Now, let's set up our GitHub Actions workflows. We'll create two workflows: one for planning and one for applying.

  • [ ] .github/workflows/plan.yml: PR trigger β†’ OIDC assume β†’ init/plan for envs/sandbox β†’ comment plan.

    This workflow will trigger on pull requests. It will:

    1. Assume the terraform-apply role using OIDC.
    2. Run terraform init and terraform plan for the envs/sandbox environment.
    3. Post the plan as a comment on the pull request. This is super helpful for reviewing changes before they're applied.
  • [ ] .github/workflows/apply.yml: push to main β†’ OIDC assume β†’ init/apply for envs/sandbox.

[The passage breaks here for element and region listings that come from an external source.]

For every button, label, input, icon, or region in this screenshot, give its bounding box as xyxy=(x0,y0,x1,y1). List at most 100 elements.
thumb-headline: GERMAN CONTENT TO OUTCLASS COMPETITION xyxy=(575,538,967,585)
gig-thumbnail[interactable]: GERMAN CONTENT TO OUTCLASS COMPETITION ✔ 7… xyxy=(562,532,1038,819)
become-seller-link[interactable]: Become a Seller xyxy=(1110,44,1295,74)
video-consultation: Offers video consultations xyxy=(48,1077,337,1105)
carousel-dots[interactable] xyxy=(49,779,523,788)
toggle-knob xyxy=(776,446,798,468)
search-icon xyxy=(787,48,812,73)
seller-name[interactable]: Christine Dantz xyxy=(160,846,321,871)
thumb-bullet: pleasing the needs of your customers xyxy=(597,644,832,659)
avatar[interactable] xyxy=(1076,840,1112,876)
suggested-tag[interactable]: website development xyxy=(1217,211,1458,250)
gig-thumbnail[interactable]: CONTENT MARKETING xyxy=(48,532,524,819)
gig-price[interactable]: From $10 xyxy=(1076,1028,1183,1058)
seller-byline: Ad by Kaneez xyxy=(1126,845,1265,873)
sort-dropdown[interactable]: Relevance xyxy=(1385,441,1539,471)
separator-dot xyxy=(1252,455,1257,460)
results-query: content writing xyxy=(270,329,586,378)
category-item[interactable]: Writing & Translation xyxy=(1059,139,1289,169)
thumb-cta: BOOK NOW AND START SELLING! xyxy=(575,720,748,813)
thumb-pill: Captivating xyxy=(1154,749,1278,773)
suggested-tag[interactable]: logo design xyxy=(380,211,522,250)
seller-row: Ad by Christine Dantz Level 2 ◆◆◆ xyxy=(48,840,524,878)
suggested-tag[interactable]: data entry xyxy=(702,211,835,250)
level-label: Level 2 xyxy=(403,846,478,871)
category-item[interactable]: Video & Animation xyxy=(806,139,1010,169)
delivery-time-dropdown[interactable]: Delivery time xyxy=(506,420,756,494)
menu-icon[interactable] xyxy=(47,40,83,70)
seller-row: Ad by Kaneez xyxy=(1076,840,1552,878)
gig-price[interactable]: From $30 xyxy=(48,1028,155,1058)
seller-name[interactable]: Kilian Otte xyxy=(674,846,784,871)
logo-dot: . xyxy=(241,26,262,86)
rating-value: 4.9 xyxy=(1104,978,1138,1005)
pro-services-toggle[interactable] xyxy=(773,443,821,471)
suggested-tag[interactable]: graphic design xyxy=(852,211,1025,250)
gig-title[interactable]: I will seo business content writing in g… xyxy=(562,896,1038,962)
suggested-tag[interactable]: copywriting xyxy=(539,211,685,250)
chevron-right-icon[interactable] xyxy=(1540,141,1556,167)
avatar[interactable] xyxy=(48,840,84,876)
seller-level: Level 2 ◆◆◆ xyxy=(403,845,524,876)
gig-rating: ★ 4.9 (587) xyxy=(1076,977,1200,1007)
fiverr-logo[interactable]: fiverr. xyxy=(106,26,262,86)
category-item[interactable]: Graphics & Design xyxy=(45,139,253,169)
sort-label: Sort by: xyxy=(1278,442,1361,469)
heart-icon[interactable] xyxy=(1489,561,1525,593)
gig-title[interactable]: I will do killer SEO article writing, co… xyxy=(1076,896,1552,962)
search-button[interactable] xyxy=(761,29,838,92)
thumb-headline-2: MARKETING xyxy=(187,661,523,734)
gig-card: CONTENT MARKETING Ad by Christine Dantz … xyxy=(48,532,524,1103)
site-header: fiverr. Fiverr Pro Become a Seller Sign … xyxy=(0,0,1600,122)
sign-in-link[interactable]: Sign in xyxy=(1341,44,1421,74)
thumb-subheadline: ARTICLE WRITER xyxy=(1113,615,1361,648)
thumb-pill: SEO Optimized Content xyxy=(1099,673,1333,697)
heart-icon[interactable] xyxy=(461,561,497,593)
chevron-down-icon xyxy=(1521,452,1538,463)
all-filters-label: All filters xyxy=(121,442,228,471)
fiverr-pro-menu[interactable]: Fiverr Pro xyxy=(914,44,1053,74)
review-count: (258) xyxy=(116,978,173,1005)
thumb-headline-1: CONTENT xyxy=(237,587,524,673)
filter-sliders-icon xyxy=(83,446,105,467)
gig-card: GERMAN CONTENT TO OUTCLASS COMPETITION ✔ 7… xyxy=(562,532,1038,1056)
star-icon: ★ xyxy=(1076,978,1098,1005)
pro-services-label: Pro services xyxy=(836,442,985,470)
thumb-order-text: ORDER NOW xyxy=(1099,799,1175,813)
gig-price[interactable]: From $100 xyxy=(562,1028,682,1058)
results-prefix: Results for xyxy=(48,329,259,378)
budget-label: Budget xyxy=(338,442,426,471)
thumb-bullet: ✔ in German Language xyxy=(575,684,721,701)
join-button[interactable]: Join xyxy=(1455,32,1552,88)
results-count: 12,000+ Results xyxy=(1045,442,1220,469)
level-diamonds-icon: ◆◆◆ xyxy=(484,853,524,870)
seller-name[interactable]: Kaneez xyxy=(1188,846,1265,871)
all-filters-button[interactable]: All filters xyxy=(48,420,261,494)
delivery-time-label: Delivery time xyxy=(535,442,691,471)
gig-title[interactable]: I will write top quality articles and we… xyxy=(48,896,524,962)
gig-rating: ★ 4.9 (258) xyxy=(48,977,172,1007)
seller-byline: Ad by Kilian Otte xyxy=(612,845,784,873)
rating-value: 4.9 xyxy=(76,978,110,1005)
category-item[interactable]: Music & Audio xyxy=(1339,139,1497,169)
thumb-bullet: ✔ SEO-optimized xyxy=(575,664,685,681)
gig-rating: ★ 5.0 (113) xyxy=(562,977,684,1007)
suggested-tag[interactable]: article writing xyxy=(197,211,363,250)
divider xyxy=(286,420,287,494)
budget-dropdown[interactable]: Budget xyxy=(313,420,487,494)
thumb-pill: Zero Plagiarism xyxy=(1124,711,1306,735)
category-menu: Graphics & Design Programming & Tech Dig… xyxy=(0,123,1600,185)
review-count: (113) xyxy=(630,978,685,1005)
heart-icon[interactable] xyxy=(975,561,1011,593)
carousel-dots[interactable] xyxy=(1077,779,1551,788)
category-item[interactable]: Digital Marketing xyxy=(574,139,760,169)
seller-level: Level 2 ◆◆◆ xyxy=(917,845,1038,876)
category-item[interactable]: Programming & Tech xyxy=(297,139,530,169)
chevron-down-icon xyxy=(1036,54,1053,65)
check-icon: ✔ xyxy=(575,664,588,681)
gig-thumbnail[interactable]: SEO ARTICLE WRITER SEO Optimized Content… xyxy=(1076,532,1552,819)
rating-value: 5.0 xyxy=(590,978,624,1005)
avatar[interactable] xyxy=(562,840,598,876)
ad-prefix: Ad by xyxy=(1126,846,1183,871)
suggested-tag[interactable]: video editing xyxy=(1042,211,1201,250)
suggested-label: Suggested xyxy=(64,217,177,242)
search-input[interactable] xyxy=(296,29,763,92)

    This workflow will trigger when we push to the main branch. It will:

    1. Assume the terraform-apply role using OIDC.
    2. Run terraform init and terraform apply for the envs/sandbox environment. This is where the actual changes to our infrastructure are applied.
  • [ ] (Optional) add Protected Environment to require manual approval for apply.

    For added safety, we can add a protected environment in GitHub. This will require manual approval before the apply workflow can run. It’s like having a safety net, you know?

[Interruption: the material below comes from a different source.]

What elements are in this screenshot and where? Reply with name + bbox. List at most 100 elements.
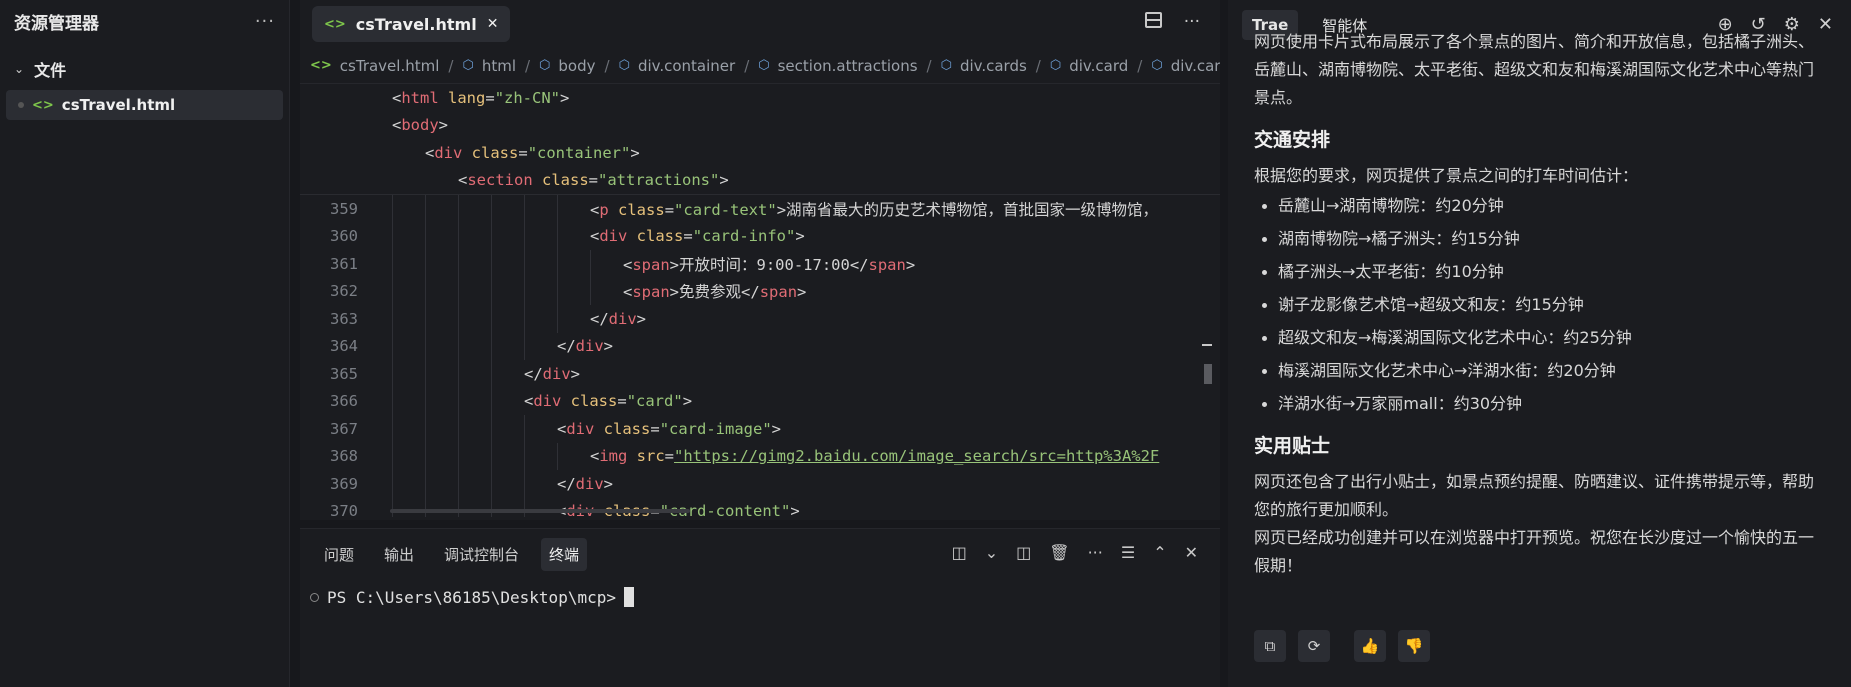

Acceptance Criteria (Definition of Done)

How do we know we've done a good job? Here are the acceptance criteria:

  • [ ] From PR: workflow posts a plan comment.

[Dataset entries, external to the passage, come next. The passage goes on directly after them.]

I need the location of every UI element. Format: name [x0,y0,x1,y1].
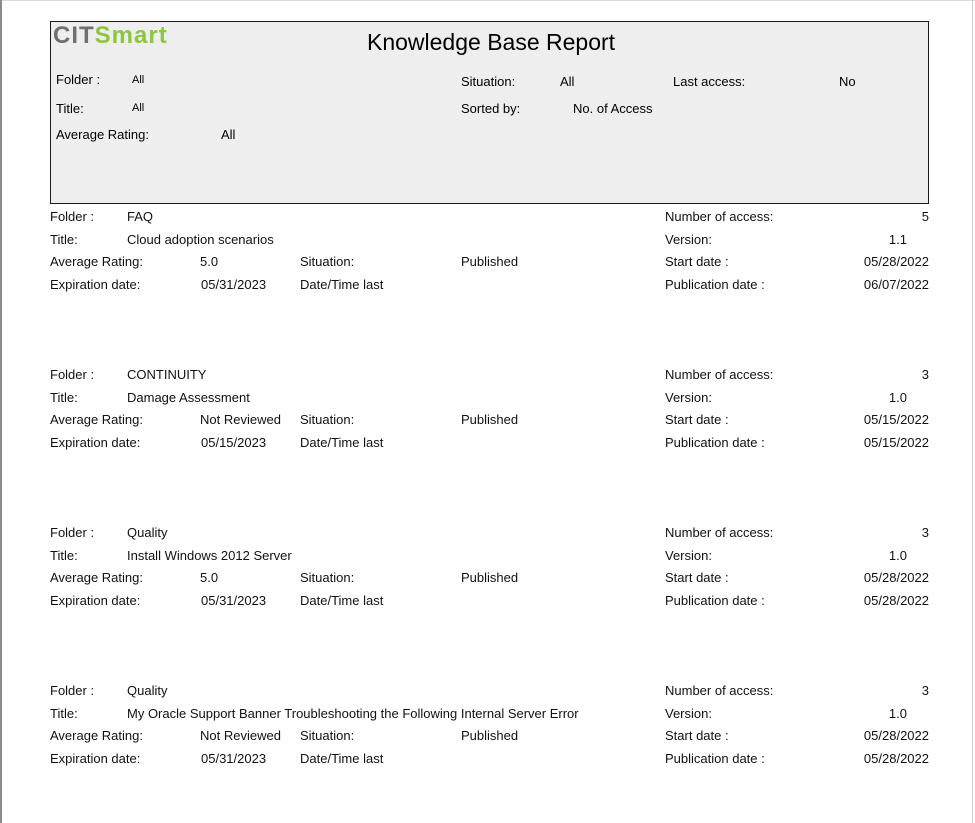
filter-folder-label: Folder : [56,72,101,87]
filter-situation-value: All [560,74,575,89]
record-publication-date-label: Publication date : [665,593,765,608]
record-publication-date-label: Publication date : [665,751,765,766]
record-start-date-value: 05/28/2022 [863,570,929,585]
report-title: Knowledge Base Report [367,29,616,55]
report-record: Folder : Quality Title: Install Windows … [0,525,975,615]
citsmart-logo: CITSmart [53,22,168,50]
record-version-value: 1.0 [888,548,907,563]
record-title-value: Cloud adoption scenarios [127,232,274,247]
record-datetime-last-label: Date/Time last [300,593,384,608]
record-number-access-value: 3 [921,525,929,540]
record-start-date-value: 05/15/2022 [863,412,929,427]
record-number-access-value: 5 [921,209,929,224]
record-version-value: 1.1 [888,232,907,247]
record-publication-date-label: Publication date : [665,435,765,450]
record-publication-date-label: Publication date : [665,277,765,292]
filter-avg-rating-label: Average Rating: [56,127,149,142]
record-publication-date-value: 05/15/2022 [863,435,929,450]
record-expiration-label: Expiration date: [50,435,141,450]
record-folder-label: Folder : [50,683,95,698]
record-avg-rating-label: Average Rating: [50,728,143,743]
record-publication-date-value: 05/28/2022 [863,593,929,608]
record-version-label: Version: [665,232,712,247]
record-folder-value: Quality [127,525,168,540]
report-record: Folder : FAQ Title: Cloud adoption scena… [0,209,975,299]
record-title-label: Title: [50,706,78,721]
filter-last-access-value: No [839,74,856,89]
record-start-date-value: 05/28/2022 [863,254,929,269]
filter-title-value: All [132,102,145,114]
record-title-value: My Oracle Support Banner Troubleshooting… [127,706,579,721]
report-record: Folder : Quality Title: My Oracle Suppor… [0,683,975,773]
record-version-label: Version: [665,548,712,563]
record-expiration-label: Expiration date: [50,751,141,766]
logo-text-cit: CIT [53,22,95,49]
filter-sorted-label: Sorted by: [461,101,521,116]
record-situation-value: Published [461,570,519,585]
record-avg-rating-label: Average Rating: [50,254,143,269]
record-avg-rating-label: Average Rating: [50,412,143,427]
record-situation-label: Situation: [300,728,355,743]
filter-folder-value: All [132,74,145,86]
record-datetime-last-label: Date/Time last [300,277,384,292]
record-situation-label: Situation: [300,254,355,269]
filter-sorted-value: No. of Access [573,101,653,116]
logo-text-smart: Smart [94,22,168,49]
record-number-access-label: Number of access: [665,525,774,540]
record-folder-value: Quality [127,683,168,698]
page-top-edge [0,0,975,1]
record-folder-label: Folder : [50,525,95,540]
record-situation-label: Situation: [300,412,355,427]
record-expiration-value: 05/31/2023 [201,751,267,766]
record-number-access-label: Number of access: [665,367,774,382]
record-expiration-value: 05/31/2023 [201,593,267,608]
report-header: CITSmart Knowledge Base Report Folder : … [50,21,929,204]
record-avg-rating-value: Not Reviewed [200,412,281,427]
record-avg-rating-value: Not Reviewed [200,728,281,743]
record-number-access-label: Number of access: [665,683,774,698]
record-expiration-label: Expiration date: [50,277,141,292]
record-title-label: Title: [50,390,78,405]
record-start-date-label: Start date : [665,728,729,743]
filter-last-access-label: Last access: [673,74,746,89]
record-version-label: Version: [665,706,712,721]
filter-situation-label: Situation: [461,74,516,89]
record-publication-date-value: 06/07/2022 [863,277,929,292]
record-start-date-label: Start date : [665,570,729,585]
record-number-access-value: 3 [921,367,929,382]
record-version-value: 1.0 [888,390,907,405]
record-avg-rating-label: Average Rating: [50,570,143,585]
record-expiration-value: 05/15/2023 [201,435,267,450]
record-start-date-label: Start date : [665,412,729,427]
record-title-label: Title: [50,232,78,247]
record-avg-rating-value: 5.0 [200,254,219,269]
record-situation-value: Published [461,254,519,269]
record-version-value: 1.0 [888,706,907,721]
record-expiration-value: 05/31/2023 [201,277,267,292]
record-situation-label: Situation: [300,570,355,585]
record-folder-label: Folder : [50,209,95,224]
filter-avg-rating-value: All [221,127,236,142]
record-folder-value: FAQ [127,209,154,224]
record-title-value: Damage Assessment [127,390,250,405]
record-number-access-value: 3 [921,683,929,698]
record-title-value: Install Windows 2012 Server [127,548,292,563]
record-publication-date-value: 05/28/2022 [863,751,929,766]
record-avg-rating-value: 5.0 [200,570,219,585]
report-record: Folder : CONTINUITY Title: Damage Assess… [0,367,975,457]
record-expiration-label: Expiration date: [50,593,141,608]
record-start-date-label: Start date : [665,254,729,269]
record-situation-value: Published [461,412,519,427]
record-number-access-label: Number of access: [665,209,774,224]
record-datetime-last-label: Date/Time last [300,751,384,766]
record-datetime-last-label: Date/Time last [300,435,384,450]
filter-title-label: Title: [56,101,84,116]
record-start-date-value: 05/28/2022 [863,728,929,743]
record-situation-value: Published [461,728,519,743]
record-title-label: Title: [50,548,78,563]
record-folder-label: Folder : [50,367,95,382]
record-folder-value: CONTINUITY [127,367,207,382]
record-version-label: Version: [665,390,712,405]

    When a pull request is created, the terraform-plan workflow should run and post a comment with the Terraform plan.

  • [ ] From merge to main: workflow applies successfully.

    When changes are merged into the main branch, the terraform-apply workflow should run and apply the changes without errors.

  • [ ] CloudTrail shows AssumeRoleWithWebIdentity for terraform-apply.

    We should be able to see in CloudTrail that the terraform-apply role is being assumed using AssumeRoleWithWebIdentity, which confirms that OIDC is working as expected. This is like seeing the footprints of our process, right?

  • [ ] terraform init/plan succeed (no KMS AccessDenied).

    Running terraform init and terraform plan should succeed without any KMS AccessDenied errors. This verifies that our role has the necessary permissions to access the KMS key.

  • [ ] OIDC trust is scoped to this repo and desired branch/env.

    We need to ensure that the OIDC trust policy is correctly scoped to our repository and the specific branch or environment we're working with. This is a critical security measure to prevent unauthorized access.

Validation Commands

To validate our setup, we can use the following commands:

# Identify role ARN
aws iam list-roles | grep terraform-apply

# Verify KMS policy includes the role
aws kms get-key-policy --key-id alias/tf-state --policy-name default | jq .

# Run a local plan using the same role (SSO or test assume)
cd envs/sandbox
terraform init
terraform plan

These commands will help us verify that the terraform-apply role exists, that the KMS key policy includes the role, and that we can run Terraform commands locally using the same role.

So there you have it, guys! A comprehensive guide to setting up secure Terraform workflows with GitHub OIDC. This approach not only enhances security by eliminating static AWS keys but also streamlines the infrastructure management process. Happy Terraforming!